My Experiment with GPT and the End of Writing as We Know It

Facebook Pin

OpenAI’s GPT (Generative Pre-trained Transformer) platform has made waves in the realm of natural language processing (NLP) and AI. The original was impressive, GPT-2 was deemed too dangerous to release (originally), and GPT-3 is invite only at present, and locked behind an API at that. I’ve been fascinated by these developments but never really thought much about them until more recently.
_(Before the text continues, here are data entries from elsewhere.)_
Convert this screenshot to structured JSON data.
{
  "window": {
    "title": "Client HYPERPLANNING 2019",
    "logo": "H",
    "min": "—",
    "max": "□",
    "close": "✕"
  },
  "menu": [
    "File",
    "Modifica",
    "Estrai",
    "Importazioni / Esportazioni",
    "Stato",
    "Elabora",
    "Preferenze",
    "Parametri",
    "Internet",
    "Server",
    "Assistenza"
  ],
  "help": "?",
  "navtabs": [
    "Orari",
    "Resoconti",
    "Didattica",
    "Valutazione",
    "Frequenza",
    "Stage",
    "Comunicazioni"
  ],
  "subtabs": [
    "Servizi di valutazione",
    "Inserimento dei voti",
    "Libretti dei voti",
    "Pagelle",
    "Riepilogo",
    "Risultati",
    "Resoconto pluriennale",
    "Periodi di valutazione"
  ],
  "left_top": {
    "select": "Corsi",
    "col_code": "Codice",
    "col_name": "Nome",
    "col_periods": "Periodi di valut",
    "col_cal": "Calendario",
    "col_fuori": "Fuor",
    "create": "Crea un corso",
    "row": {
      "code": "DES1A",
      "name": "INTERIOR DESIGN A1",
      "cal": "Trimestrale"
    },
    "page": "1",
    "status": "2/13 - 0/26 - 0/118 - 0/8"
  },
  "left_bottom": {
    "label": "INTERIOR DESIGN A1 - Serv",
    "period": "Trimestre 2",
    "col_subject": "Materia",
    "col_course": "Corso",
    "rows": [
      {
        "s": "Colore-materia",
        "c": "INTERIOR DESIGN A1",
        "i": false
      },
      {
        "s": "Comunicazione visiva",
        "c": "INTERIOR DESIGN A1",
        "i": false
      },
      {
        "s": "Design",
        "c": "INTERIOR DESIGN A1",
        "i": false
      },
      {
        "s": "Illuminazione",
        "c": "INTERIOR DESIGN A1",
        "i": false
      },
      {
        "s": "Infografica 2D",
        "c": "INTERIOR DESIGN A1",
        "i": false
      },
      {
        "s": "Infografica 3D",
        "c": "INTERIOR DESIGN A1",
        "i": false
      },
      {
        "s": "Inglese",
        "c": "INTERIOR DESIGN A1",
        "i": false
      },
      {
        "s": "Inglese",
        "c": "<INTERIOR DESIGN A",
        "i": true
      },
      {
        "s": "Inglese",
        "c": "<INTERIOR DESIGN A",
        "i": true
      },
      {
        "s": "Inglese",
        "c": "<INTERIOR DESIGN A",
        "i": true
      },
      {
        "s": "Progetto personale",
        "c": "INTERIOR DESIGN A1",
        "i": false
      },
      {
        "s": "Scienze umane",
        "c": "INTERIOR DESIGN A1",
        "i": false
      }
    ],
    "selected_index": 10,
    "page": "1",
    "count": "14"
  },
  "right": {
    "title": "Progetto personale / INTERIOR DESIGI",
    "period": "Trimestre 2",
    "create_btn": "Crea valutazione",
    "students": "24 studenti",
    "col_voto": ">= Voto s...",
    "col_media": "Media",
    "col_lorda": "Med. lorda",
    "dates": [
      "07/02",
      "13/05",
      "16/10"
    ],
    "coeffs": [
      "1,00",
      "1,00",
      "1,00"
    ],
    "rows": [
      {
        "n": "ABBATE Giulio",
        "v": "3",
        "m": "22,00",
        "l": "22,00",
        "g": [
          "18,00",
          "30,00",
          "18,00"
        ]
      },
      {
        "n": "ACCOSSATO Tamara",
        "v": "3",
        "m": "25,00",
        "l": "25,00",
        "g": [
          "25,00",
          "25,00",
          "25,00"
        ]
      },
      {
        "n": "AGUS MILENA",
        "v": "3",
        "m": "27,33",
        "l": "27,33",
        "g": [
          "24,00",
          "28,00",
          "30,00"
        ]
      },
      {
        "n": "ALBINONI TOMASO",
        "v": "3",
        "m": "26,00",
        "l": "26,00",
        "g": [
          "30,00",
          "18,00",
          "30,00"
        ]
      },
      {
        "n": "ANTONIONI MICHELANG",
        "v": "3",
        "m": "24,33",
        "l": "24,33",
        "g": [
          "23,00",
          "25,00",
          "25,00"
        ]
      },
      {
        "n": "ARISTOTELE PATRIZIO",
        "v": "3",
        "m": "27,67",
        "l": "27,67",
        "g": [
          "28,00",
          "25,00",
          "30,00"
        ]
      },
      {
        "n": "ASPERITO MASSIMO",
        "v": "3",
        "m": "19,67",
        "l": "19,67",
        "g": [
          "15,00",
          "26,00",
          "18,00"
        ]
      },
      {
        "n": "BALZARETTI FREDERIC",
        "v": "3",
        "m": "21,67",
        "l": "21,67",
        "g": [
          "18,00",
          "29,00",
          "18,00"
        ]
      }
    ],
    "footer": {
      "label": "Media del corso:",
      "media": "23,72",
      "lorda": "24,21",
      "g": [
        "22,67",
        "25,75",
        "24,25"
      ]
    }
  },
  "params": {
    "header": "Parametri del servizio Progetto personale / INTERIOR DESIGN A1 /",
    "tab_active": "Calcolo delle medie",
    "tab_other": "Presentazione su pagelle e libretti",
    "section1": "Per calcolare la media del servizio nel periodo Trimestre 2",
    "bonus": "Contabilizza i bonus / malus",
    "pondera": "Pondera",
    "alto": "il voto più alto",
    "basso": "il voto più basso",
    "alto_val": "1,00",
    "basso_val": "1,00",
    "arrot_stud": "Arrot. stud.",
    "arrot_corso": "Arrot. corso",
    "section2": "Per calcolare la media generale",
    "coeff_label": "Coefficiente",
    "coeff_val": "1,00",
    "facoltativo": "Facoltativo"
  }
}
Sure, the samples were impressive, but very little felt like it transcended the realm of fancy curation of Markov chain generated content. Some were better than others, but if you run the same randomized generation enough times, you’re bound to get something interesting. GPT-3 was the first one which felt like it really beat the level of a glorified fortune cookie generator or neurally networked apes banging away on typewriters.

As I dug through the research, I found the potential for more promise in GPT-2 and decided to conduct an experiment. I wanted to see if I could use AI solutions to augment my writing. Could I use GPT to fill boilerplate sections? Could I use it to even draft up partial articles to fill in? I had no idea.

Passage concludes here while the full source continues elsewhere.